The Responsibility for Professional Skepticism, Part 2 of 3
Part I of this series highlighted the need for “Professional Skepticism” regarding estimates and [so-called] “Best Practices.”
This second part examines the role of professional skepticism in warding off preventable problems regarding extent of [Actual] Shared Understanding.
Next week, Part III will address Professional Skepticism with respect to an effort’s Degree of Commitment.
Extent of [Actual] Shared Understanding
Over the course of several decades in the tech sector, many…many…times, I’ve observed a baffling—nearly pathological—phenomenon. Odds are…you’ve seen it too.
It occurs when otherwise capable, accomplished professionals rush (typically in a relatively brief, somewhat chaotic, meeting) to demonstrate they are “on top” of things and “get” (understand) the scope & nature of a complex effort (e.g., project, product, event).
Perhaps you’ve seen something like this actual case?
- Intense political pressure to “stop fiddling around with planning” because the effort’s “needs are obvious” and “it’s time to get busy” with the “real work of delivey”
- Then, a multitude of affected executives uniformly & vocally expressed deep understand of the effort’s complexities…after reading a brief memo
- The executives uncritically accepted & approved the major effort’s significant budget, incredibly demanding (unrealistic by an order of more than 5x, as later learned) schedules, and optimistic delivery claims
- Yet there was negligible evidence anyone meaningfully understood the effort’s scope or considered obvious implications of key choices or dependencies…let alone, comprehended them
Approximately fourteen months and twenty (plus) million dollars later (against a six-month and five million dollar budget)…the effort collapsed after its third (fourth?) “fresh-start” when [virtually] every key stakeholder slowly realized the effort’s outcomes completely failed to address their needs.
- (One can only marvel how needs transform from ‘obvious’ to ‘completely unmet’ only after squandering an enormous investment and more than a year’s effort.)
Would you be surprised the effort then quickly devolved into political blamestorming?
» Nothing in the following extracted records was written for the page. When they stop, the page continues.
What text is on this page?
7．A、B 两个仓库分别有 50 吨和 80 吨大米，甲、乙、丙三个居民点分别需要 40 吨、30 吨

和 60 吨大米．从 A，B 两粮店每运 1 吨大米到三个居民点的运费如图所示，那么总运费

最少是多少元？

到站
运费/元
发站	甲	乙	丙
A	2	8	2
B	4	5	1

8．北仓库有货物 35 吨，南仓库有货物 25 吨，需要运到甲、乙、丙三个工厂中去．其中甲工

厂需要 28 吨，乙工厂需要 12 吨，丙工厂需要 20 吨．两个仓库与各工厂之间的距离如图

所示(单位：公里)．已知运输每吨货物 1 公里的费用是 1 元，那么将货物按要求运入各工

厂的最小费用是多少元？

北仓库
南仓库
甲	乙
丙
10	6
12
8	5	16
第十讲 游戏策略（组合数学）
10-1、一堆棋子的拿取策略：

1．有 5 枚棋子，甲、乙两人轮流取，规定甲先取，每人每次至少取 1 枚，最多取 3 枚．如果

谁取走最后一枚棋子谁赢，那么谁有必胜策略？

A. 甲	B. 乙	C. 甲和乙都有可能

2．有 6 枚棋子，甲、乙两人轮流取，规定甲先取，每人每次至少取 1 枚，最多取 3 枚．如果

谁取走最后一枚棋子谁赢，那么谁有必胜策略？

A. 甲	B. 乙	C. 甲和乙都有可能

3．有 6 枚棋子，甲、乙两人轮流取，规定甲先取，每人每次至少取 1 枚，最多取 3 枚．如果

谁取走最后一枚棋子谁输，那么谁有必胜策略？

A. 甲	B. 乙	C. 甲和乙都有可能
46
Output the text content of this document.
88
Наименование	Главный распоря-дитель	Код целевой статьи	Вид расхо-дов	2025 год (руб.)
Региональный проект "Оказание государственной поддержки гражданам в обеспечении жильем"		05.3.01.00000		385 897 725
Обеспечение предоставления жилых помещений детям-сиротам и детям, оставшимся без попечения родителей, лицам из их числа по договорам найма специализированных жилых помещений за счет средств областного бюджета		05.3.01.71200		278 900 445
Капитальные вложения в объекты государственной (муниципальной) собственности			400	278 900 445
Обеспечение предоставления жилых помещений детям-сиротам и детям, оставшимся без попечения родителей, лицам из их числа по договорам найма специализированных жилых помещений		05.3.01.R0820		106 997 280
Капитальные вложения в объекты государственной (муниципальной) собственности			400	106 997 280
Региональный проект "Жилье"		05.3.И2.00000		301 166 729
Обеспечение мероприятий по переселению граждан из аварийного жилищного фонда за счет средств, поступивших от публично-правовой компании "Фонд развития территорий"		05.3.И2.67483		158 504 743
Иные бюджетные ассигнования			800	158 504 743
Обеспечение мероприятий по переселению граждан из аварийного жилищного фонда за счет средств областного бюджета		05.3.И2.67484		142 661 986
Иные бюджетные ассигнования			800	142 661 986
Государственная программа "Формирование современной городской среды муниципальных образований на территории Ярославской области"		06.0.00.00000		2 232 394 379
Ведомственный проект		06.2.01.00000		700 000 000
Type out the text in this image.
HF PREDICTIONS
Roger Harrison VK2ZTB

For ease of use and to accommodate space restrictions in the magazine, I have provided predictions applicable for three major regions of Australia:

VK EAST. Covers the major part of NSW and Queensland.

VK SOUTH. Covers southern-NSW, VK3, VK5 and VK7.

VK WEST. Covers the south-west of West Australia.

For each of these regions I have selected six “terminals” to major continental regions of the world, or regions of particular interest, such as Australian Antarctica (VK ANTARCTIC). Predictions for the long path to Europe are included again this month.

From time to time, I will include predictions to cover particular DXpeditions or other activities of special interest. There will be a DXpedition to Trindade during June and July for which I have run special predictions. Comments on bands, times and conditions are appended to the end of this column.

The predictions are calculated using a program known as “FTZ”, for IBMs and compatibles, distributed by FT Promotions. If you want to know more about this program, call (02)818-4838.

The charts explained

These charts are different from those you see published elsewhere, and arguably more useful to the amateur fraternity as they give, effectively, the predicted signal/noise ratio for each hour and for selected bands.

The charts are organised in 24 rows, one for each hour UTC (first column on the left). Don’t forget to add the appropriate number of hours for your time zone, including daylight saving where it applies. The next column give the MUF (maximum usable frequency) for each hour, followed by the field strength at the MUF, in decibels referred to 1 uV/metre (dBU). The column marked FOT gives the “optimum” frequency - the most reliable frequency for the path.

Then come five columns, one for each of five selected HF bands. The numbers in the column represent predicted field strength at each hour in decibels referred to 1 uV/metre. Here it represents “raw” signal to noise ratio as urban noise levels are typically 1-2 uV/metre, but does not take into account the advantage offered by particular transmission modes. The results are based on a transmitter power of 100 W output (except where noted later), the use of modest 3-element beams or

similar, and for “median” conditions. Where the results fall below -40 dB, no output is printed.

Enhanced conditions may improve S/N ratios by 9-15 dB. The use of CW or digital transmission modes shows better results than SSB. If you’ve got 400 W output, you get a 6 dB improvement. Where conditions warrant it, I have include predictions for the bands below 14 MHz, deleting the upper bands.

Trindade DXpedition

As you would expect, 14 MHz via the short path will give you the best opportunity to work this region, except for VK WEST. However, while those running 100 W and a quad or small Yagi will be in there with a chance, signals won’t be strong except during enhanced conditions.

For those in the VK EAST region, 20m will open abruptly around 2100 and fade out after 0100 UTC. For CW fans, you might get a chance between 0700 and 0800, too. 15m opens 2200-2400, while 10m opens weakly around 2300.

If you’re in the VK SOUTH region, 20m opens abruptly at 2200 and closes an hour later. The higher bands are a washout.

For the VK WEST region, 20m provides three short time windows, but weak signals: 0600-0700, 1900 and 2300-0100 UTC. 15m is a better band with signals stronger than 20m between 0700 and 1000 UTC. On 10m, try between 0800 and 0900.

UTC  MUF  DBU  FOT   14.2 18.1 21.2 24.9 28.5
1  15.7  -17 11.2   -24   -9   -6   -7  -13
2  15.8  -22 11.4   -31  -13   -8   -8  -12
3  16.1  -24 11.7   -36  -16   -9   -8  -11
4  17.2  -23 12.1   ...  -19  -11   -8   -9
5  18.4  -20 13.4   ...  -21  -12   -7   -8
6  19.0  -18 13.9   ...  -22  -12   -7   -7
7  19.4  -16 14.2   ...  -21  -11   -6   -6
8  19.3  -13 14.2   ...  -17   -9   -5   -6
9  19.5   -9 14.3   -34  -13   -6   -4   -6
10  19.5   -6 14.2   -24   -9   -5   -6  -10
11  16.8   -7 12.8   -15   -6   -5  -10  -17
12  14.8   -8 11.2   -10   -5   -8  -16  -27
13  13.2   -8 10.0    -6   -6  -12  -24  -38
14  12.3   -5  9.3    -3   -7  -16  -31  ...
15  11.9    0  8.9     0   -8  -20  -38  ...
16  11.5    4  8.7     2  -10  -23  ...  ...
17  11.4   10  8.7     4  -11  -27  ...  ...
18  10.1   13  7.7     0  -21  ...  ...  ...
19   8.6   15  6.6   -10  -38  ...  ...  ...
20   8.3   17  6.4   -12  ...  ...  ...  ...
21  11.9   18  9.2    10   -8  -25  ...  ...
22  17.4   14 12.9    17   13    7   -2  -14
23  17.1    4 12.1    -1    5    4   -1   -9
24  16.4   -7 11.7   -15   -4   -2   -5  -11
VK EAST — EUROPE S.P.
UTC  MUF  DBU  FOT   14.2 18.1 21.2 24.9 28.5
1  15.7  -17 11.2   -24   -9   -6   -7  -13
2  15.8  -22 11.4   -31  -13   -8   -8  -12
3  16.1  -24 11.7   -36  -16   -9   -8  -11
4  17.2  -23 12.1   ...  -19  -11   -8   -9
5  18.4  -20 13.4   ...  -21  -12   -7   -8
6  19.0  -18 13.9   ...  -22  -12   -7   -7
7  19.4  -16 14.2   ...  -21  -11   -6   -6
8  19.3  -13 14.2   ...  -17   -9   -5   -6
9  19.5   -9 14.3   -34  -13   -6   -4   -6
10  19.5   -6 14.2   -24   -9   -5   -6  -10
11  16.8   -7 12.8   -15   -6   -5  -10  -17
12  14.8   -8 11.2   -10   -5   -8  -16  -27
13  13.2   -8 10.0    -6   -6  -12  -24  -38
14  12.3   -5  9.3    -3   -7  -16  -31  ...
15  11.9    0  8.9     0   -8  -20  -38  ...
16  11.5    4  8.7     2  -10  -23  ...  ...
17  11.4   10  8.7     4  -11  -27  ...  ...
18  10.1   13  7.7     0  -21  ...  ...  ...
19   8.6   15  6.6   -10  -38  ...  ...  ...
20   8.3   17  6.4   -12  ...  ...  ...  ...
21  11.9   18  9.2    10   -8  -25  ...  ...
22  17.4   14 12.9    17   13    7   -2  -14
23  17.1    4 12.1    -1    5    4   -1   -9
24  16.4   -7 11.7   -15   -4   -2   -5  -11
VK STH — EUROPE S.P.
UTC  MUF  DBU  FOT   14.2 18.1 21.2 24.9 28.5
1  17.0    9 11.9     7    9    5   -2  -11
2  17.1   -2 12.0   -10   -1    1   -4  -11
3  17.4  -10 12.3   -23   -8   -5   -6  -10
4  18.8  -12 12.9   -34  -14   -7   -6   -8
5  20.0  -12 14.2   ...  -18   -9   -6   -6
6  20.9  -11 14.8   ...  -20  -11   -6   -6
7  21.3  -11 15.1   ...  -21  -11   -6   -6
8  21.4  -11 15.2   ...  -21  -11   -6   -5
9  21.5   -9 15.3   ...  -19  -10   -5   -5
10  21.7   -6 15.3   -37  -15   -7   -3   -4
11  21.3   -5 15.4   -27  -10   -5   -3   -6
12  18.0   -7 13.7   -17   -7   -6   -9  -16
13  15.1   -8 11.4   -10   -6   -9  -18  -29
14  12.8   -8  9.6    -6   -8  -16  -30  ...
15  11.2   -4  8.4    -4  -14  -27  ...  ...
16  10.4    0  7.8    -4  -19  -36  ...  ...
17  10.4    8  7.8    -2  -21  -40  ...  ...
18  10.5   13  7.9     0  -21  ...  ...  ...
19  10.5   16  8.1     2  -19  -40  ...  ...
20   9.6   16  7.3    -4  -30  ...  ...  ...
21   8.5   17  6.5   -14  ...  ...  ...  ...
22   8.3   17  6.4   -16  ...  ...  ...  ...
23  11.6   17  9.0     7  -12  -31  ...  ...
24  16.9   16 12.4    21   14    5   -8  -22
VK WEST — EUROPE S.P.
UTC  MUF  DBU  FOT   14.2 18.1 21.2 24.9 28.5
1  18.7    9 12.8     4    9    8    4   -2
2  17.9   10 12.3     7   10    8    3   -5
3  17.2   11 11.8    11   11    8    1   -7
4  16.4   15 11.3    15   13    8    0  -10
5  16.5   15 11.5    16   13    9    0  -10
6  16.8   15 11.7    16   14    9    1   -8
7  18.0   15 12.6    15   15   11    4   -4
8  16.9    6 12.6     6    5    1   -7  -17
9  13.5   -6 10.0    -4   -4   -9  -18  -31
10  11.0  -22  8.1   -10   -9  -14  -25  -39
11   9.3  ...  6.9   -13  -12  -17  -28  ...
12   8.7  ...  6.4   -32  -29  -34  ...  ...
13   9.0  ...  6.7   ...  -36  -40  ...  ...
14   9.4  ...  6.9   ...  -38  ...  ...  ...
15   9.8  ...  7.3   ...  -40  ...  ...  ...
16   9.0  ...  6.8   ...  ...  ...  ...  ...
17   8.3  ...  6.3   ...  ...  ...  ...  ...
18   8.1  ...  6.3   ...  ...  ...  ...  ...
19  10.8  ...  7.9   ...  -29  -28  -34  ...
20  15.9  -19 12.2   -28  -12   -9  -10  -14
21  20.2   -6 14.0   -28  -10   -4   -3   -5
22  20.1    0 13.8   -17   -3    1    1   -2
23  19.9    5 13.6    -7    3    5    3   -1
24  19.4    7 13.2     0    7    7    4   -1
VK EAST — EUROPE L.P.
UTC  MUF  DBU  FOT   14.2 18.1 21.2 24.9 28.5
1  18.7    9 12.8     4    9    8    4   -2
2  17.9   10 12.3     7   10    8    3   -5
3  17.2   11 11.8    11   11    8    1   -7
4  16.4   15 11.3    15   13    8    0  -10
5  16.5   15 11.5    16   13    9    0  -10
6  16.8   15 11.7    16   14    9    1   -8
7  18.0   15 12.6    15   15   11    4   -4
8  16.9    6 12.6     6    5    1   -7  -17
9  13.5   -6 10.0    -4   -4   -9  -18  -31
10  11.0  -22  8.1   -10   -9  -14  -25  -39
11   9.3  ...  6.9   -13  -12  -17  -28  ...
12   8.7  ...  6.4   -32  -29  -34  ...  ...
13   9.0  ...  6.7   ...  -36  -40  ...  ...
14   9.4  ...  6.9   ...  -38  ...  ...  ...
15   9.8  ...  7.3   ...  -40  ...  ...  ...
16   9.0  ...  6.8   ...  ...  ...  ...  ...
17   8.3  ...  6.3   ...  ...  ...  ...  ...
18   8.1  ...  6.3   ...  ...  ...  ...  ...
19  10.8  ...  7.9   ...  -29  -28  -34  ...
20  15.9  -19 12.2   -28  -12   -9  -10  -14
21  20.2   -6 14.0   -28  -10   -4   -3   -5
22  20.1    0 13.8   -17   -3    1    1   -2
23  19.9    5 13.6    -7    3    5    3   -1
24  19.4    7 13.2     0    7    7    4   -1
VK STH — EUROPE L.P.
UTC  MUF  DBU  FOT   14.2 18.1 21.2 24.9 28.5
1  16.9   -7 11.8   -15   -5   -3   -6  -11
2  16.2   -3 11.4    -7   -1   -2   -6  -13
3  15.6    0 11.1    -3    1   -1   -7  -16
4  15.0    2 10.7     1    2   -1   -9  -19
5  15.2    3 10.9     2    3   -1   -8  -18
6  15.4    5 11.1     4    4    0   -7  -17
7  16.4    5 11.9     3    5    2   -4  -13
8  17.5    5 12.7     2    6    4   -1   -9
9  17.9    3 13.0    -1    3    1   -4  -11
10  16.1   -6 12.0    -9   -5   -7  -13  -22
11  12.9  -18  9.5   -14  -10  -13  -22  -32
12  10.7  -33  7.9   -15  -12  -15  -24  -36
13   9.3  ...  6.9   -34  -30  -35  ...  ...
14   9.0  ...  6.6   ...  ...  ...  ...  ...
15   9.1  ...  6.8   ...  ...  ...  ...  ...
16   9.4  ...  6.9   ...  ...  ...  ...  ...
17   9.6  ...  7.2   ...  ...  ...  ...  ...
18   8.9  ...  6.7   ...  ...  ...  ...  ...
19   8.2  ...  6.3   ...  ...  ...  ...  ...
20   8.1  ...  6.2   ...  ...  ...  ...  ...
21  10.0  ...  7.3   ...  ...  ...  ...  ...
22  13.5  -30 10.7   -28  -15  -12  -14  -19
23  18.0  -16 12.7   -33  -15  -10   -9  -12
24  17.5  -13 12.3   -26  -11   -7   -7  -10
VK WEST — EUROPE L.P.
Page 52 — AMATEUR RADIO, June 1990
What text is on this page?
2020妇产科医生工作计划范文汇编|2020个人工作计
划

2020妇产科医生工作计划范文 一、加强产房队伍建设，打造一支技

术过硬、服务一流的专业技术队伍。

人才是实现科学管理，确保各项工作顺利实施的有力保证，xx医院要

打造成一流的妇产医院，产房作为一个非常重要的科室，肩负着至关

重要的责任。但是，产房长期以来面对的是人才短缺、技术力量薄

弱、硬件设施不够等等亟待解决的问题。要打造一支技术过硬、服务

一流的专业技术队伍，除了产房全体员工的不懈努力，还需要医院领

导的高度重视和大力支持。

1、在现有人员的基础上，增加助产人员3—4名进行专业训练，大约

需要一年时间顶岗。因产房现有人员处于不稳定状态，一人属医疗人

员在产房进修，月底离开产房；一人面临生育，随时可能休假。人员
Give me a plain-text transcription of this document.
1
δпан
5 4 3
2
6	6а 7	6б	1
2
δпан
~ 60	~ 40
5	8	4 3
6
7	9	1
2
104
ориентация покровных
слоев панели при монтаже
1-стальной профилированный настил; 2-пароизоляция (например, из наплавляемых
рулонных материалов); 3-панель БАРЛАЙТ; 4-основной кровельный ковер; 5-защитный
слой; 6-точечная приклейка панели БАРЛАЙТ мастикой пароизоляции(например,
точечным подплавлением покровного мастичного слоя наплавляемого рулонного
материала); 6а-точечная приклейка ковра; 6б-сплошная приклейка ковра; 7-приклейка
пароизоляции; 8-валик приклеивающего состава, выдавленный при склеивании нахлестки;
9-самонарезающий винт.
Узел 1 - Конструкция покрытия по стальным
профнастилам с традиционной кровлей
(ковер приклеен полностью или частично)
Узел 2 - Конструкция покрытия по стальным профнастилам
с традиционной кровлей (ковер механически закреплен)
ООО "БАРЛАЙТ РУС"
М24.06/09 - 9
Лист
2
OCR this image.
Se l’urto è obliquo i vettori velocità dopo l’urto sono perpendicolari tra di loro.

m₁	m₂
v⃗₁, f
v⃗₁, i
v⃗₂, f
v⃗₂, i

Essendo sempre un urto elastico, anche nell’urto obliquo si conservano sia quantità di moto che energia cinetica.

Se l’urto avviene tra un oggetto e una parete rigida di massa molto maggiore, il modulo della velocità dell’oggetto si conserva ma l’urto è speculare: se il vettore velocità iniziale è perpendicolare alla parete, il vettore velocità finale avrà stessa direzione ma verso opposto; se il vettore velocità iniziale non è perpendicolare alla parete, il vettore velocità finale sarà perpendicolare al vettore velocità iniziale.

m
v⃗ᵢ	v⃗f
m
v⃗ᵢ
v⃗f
Didn’t think so…neither was I.
Complexity Requires Understanding
How many times have you seen major efforts rushed into execution based on political necessity and invalid assumptions of shared understanding? If ‘obvious’ needs were uniformly understood…and the effort was appropriately structured, budgeted and scheduled to fulfill those needs…then it would be highly unlikely to discover unmet needs after expending in excess of 100% of budget and schedule.
Is there another explanation for such failures? Could such failures be explained (at least in part) by a lack of [actual, as distinct from stated] shared understanding?
To prevent such preventable outcomes is one reason the POP-Approach stresses use of Professional Skepticism…especially during POP’s Pause Points.
Complex efforts require understanding complex relationships…a degree of understanding which is not obtained by reading a brief memo. In such instances, shared understanding arises from a shared experience…which requires use of an appropriate Social Process.
To obtain a shared understanding through shared experience—in an effort’s earliest days—it is important to ensure affected parties participate in social processes that assure mutual understanding and selection (as well as exclusion) of such elements of an effort as: rationale (for the effort); definition of the effort (scope & nature of the effort); suitability of approach & participation; sufficiency of resources, such as budget & schedule; and the like.
- Curiously, shared agreement regarding what won’t be done assures greater clarity than focusing on what will be done.
Absence of Shared Understanding
There are many indicators of the absence of meaningful Shared Understanding; three merit special attention:
- More than de minimus “Scope Creep;
- Late arriving and/or materially changing requirements; and/or
- Materially unmet/unmeetable deliverable/outcome expectations.
Detecting any one of these indicators is evidence of the lack of actual, shared understanding—in spite of assertions of “getting it” to the contrary.
What’s been your experience when the actual degree of shared understanding is meaningfully less than what was stated? A recipe for success? Or, leading indicator of failure?
Do you agree that the problem of lack of meaningful shared understanding is preventable by the appropriate use of social processes that create a shared experience?